Preferred stock combines bonds and common stocks. Commonly, preferred stocks will pay a guaranteed. Besides, it also prioritizes its shareholders in times that the company faces bankruptcy and liquidation. Thus, Investing in preferred stocks will give you security.
Yet, for the trade-off from that higher dividend yield, preferred stockholders do not get the chance to grow their investment. That remains true even when the company grows. Other than that, preferred stocks are highly sensitive to the changes in interest rates and the competing investment’s relative yield.
In other words, the preferred stockholder capital gains can only come from purchasing the stocks during the declining interest rates.
Cumulative or Non-Cumulative Preferred Stock
In cumulative issue preferred stock, the unpaid dividend will pile up in a single account. That unpaid dividend is called as “in arrears.” Before the company can pay the dividend, the total in arrears balance should be fully distributed to the preferred stockholders.
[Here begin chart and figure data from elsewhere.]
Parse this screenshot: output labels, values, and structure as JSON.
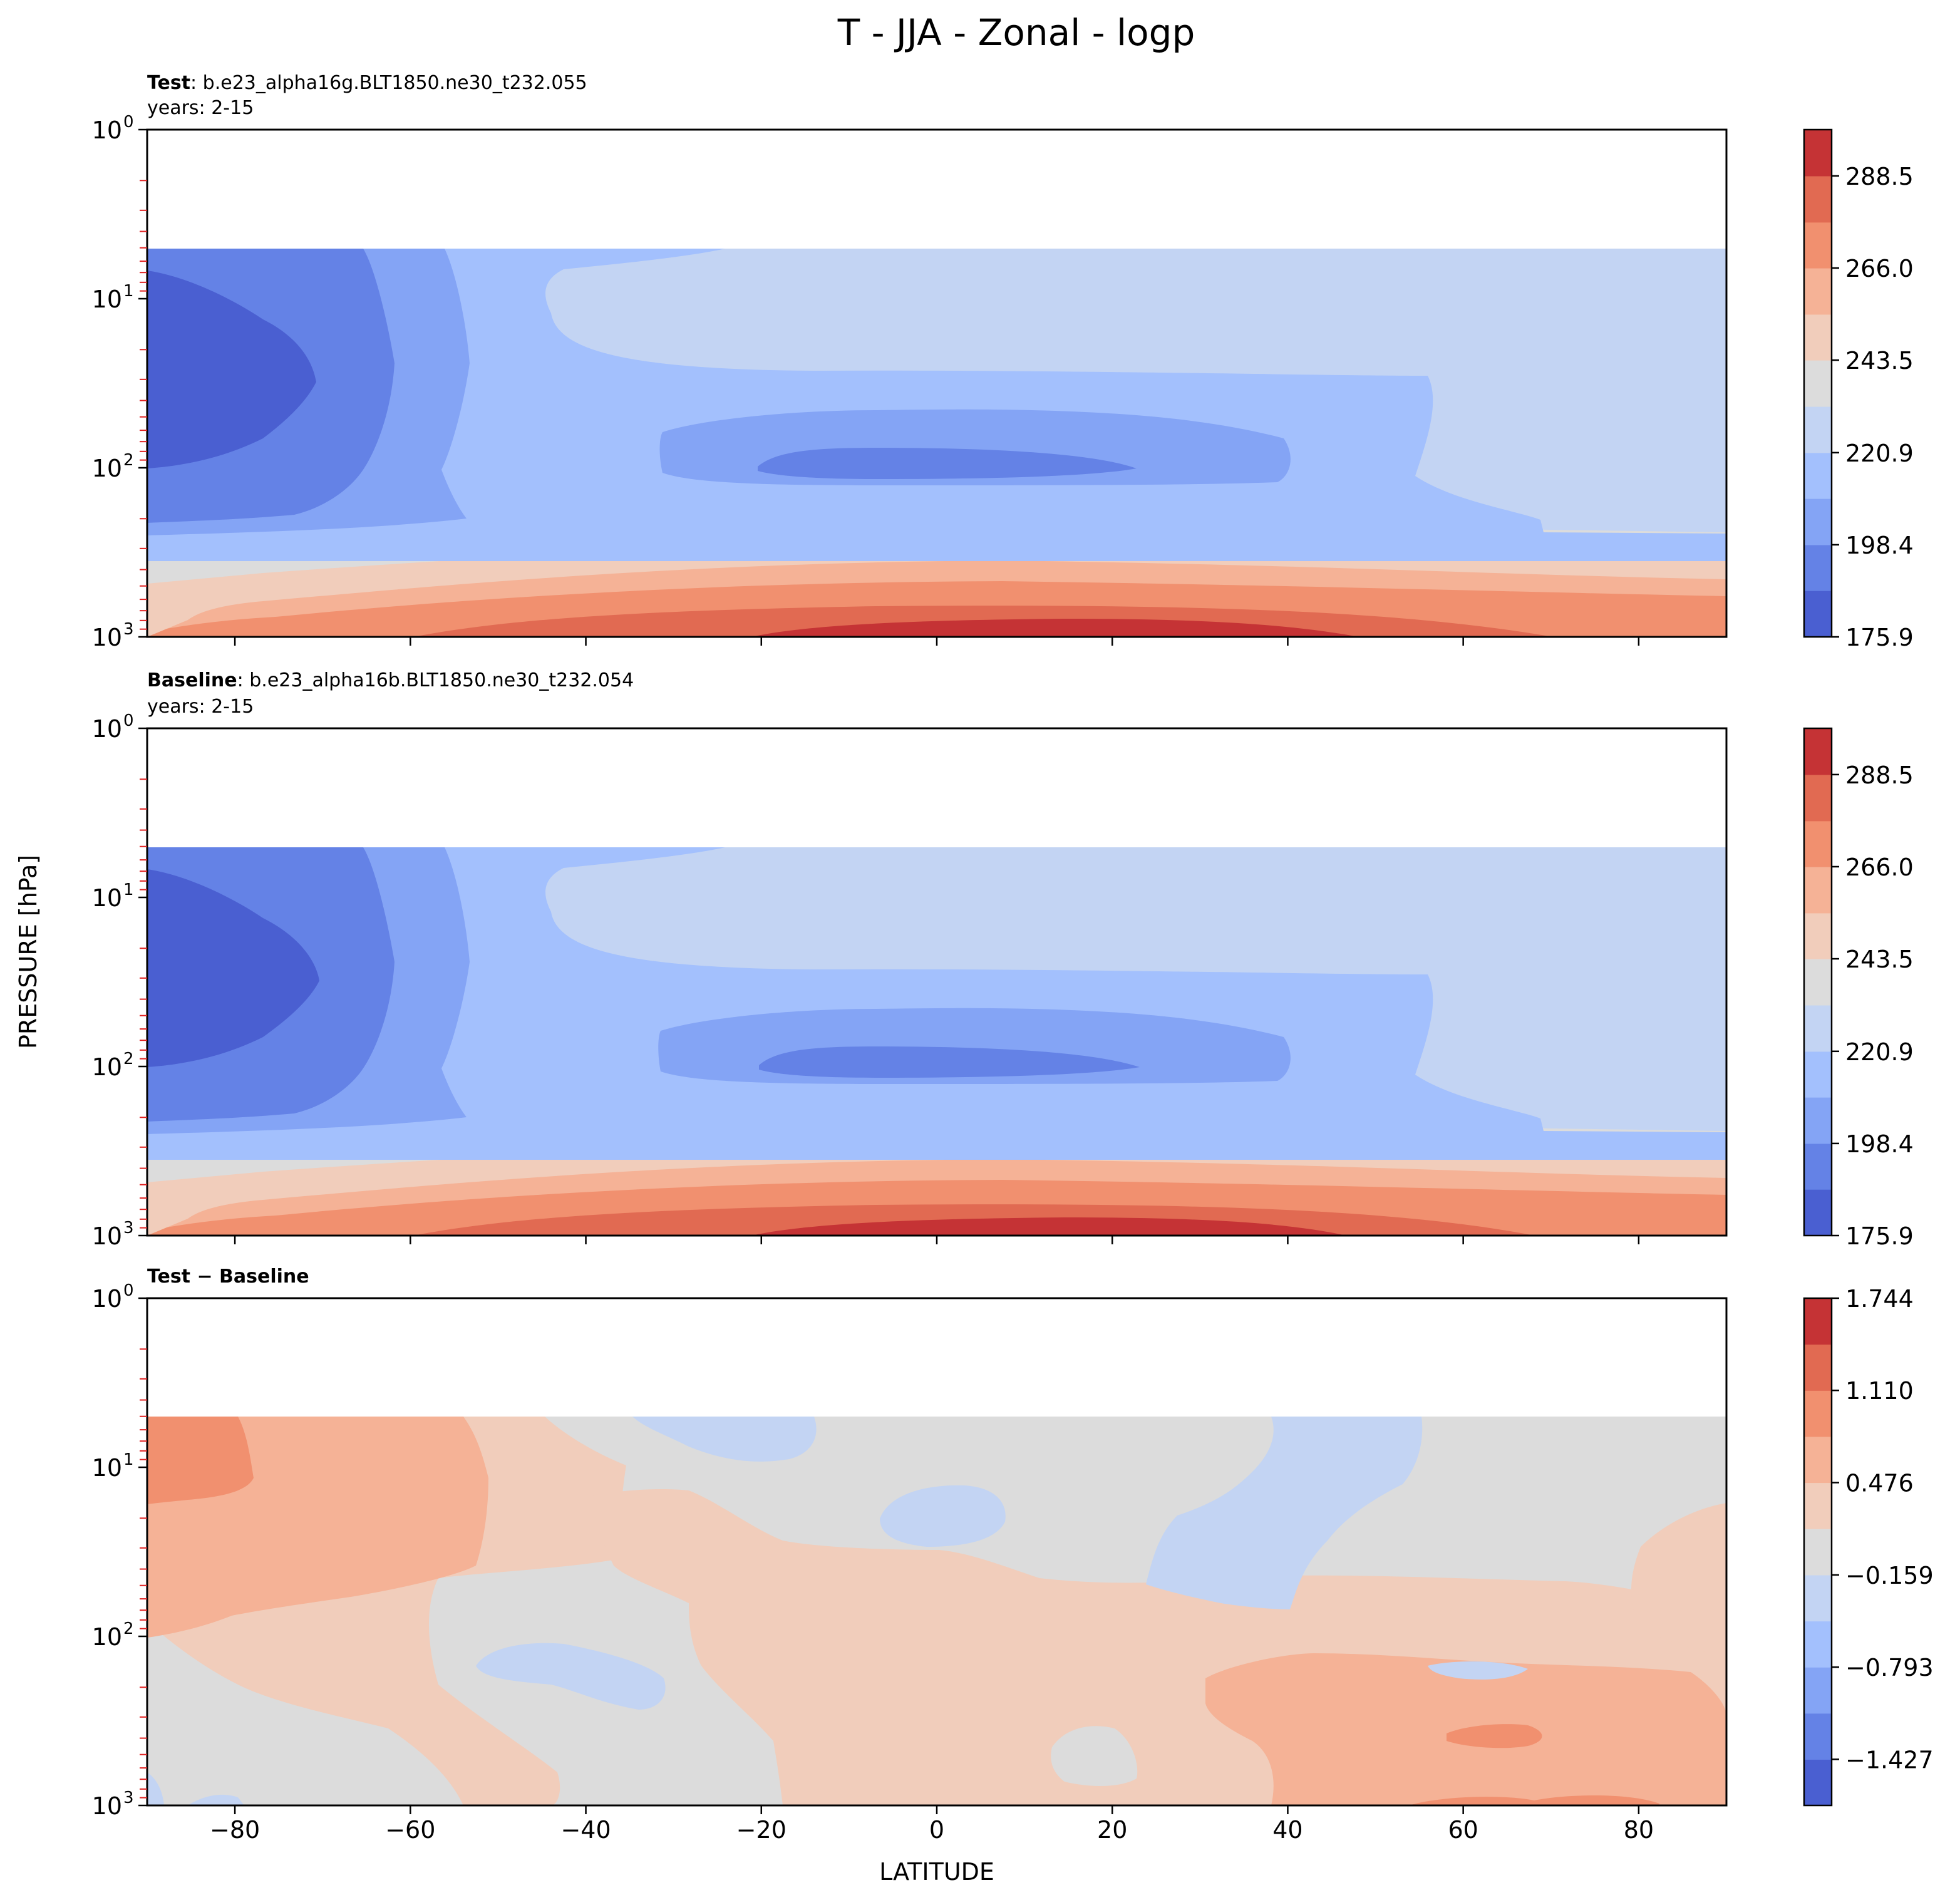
{
  "figure": {
    "title": "T - JJA - Zonal - logp",
    "xlabel": "LATITUDE",
    "ylabel": "PRESSURE [hPa]"
  },
  "colors": {
    "blue_dark": "#4a5fd1",
    "blue_5": "#6482e6",
    "blue_4": "#84a4f5",
    "blue_3": "#a3c0fd",
    "blue_2": "#c3d4f3",
    "gray": "#dcdcdc",
    "red_1": "#f1cdbb",
    "red_2": "#f5b296",
    "red_3": "#f1906f",
    "red_4": "#e16a52",
    "red_dark": "#c53335"
  },
  "chart_data": [
    {
      "type": "contour",
      "panel": "test",
      "label_bold": "Test",
      "label_rest": ": b.e23_alpha16g.BLT1850.ne30_t232.055",
      "years": "years: 2-15",
      "x_ticks": [
        -80,
        -60,
        -40,
        -20,
        0,
        20,
        40,
        60,
        80
      ],
      "xlim": [
        -90,
        90
      ],
      "y_scale": "log",
      "ylim": [
        1000,
        1
      ],
      "y_ticks": [
        1,
        10,
        100,
        1000
      ],
      "y_tick_labels": [
        "10",
        "10",
        "10",
        "10"
      ],
      "y_tick_exponents": [
        "0",
        "1",
        "2",
        "3"
      ],
      "data_top_hPa": 5,
      "colorbar": {
        "min": 175.9,
        "max": 299.8,
        "levels": [
          175.9,
          187.2,
          198.4,
          209.7,
          220.9,
          232.2,
          243.5,
          254.7,
          266.0,
          277.2,
          288.5,
          299.8
        ],
        "tick_values": [
          175.9,
          198.4,
          220.9,
          243.5,
          266.0,
          288.5
        ],
        "tick_labels": [
          "175.9",
          "198.4",
          "220.9",
          "243.5",
          "266.0",
          "288.5"
        ]
      }
    },
    {
      "type": "contour",
      "panel": "baseline",
      "label_bold": "Baseline",
      "label_rest": ": b.e23_alpha16b.BLT1850.ne30_t232.054",
      "years": "years: 2-15",
      "x_ticks": [
        -80,
        -60,
        -40,
        -20,
        0,
        20,
        40,
        60,
        80
      ],
      "xlim": [
        -90,
        90
      ],
      "y_scale": "log",
      "ylim": [
        1000,
        1
      ],
      "y_ticks": [
        1,
        10,
        100,
        1000
      ],
      "y_tick_labels": [
        "10",
        "10",
        "10",
        "10"
      ],
      "y_tick_exponents": [
        "0",
        "1",
        "2",
        "3"
      ],
      "data_top_hPa": 5,
      "colorbar": {
        "min": 175.9,
        "max": 299.8,
        "levels": [
          175.9,
          187.2,
          198.4,
          209.7,
          220.9,
          232.2,
          243.5,
          254.7,
          266.0,
          277.2,
          288.5,
          299.8
        ],
        "tick_values": [
          175.9,
          198.4,
          220.9,
          243.5,
          266.0,
          288.5
        ],
        "tick_labels": [
          "175.9",
          "198.4",
          "220.9",
          "243.5",
          "266.0",
          "288.5"
        ]
      }
    },
    {
      "type": "contour",
      "panel": "diff",
      "label_bold": "Test − Baseline",
      "label_rest": "",
      "years": "",
      "x_ticks": [
        -80,
        -60,
        -40,
        -20,
        0,
        20,
        40,
        60,
        80
      ],
      "x_tick_labels": [
        "−80",
        "−60",
        "−40",
        "−20",
        "0",
        "20",
        "40",
        "60",
        "80"
      ],
      "xlim": [
        -90,
        90
      ],
      "y_scale": "log",
      "ylim": [
        1000,
        1
      ],
      "y_ticks": [
        1,
        10,
        100,
        1000
      ],
      "y_tick_labels": [
        "10",
        "10",
        "10",
        "10"
      ],
      "y_tick_exponents": [
        "0",
        "1",
        "2",
        "3"
      ],
      "data_top_hPa": 5,
      "colorbar": {
        "min": -1.744,
        "max": 1.744,
        "levels": [
          -1.744,
          -1.427,
          -1.11,
          -0.793,
          -0.476,
          -0.159,
          0.159,
          0.476,
          0.793,
          1.11,
          1.427,
          1.744
        ],
        "tick_values": [
          -1.427,
          -0.793,
          -0.159,
          0.476,
          1.11,
          1.744
        ],
        "tick_labels": [
          "−1.427",
          "−0.793",
          "−0.159",
          "0.476",
          "1.110",
          "1.744"
        ]
      }
    }
  ]
}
On the other hand, if it is in the non-cumulative preferred stock and the stockholders miss to pay the dividend, then, they will never receive. Even when the company makes a huge record-breaking profits in the near future.
What Affects the Preferred Stock Value?
Here are the things that may affect the value of the preferred stocks.
Adjustable-Rate
The stockholders of preferred stock receive a different amount of dividends. That amount varies based on the number of factors stipulated by the company during the issuer of its initial public offering.
These last decade, many new preferred stockholders like to have floating rate dividend in order to reduce the sensitivity of the interest rate.
Convertible
The preferred stockholders have the chance to convert their stocks into common stocks. That way the stockholder can still get the benefit from the dividend income as well as the potential profit from the common stock in case the company grows significantly. At the same time, they still can protection if the company get bankrupt.
Voting or Non-Voting
Preferred stockholders can or cannot have the voting right in the company Throughout history, there have been cases, where the preferred stockholders only get their voting rights when the company has not paid the dividend for a certain period of time.
During that time, the stockholders will get a significant voting power to enforce the payment for their claim.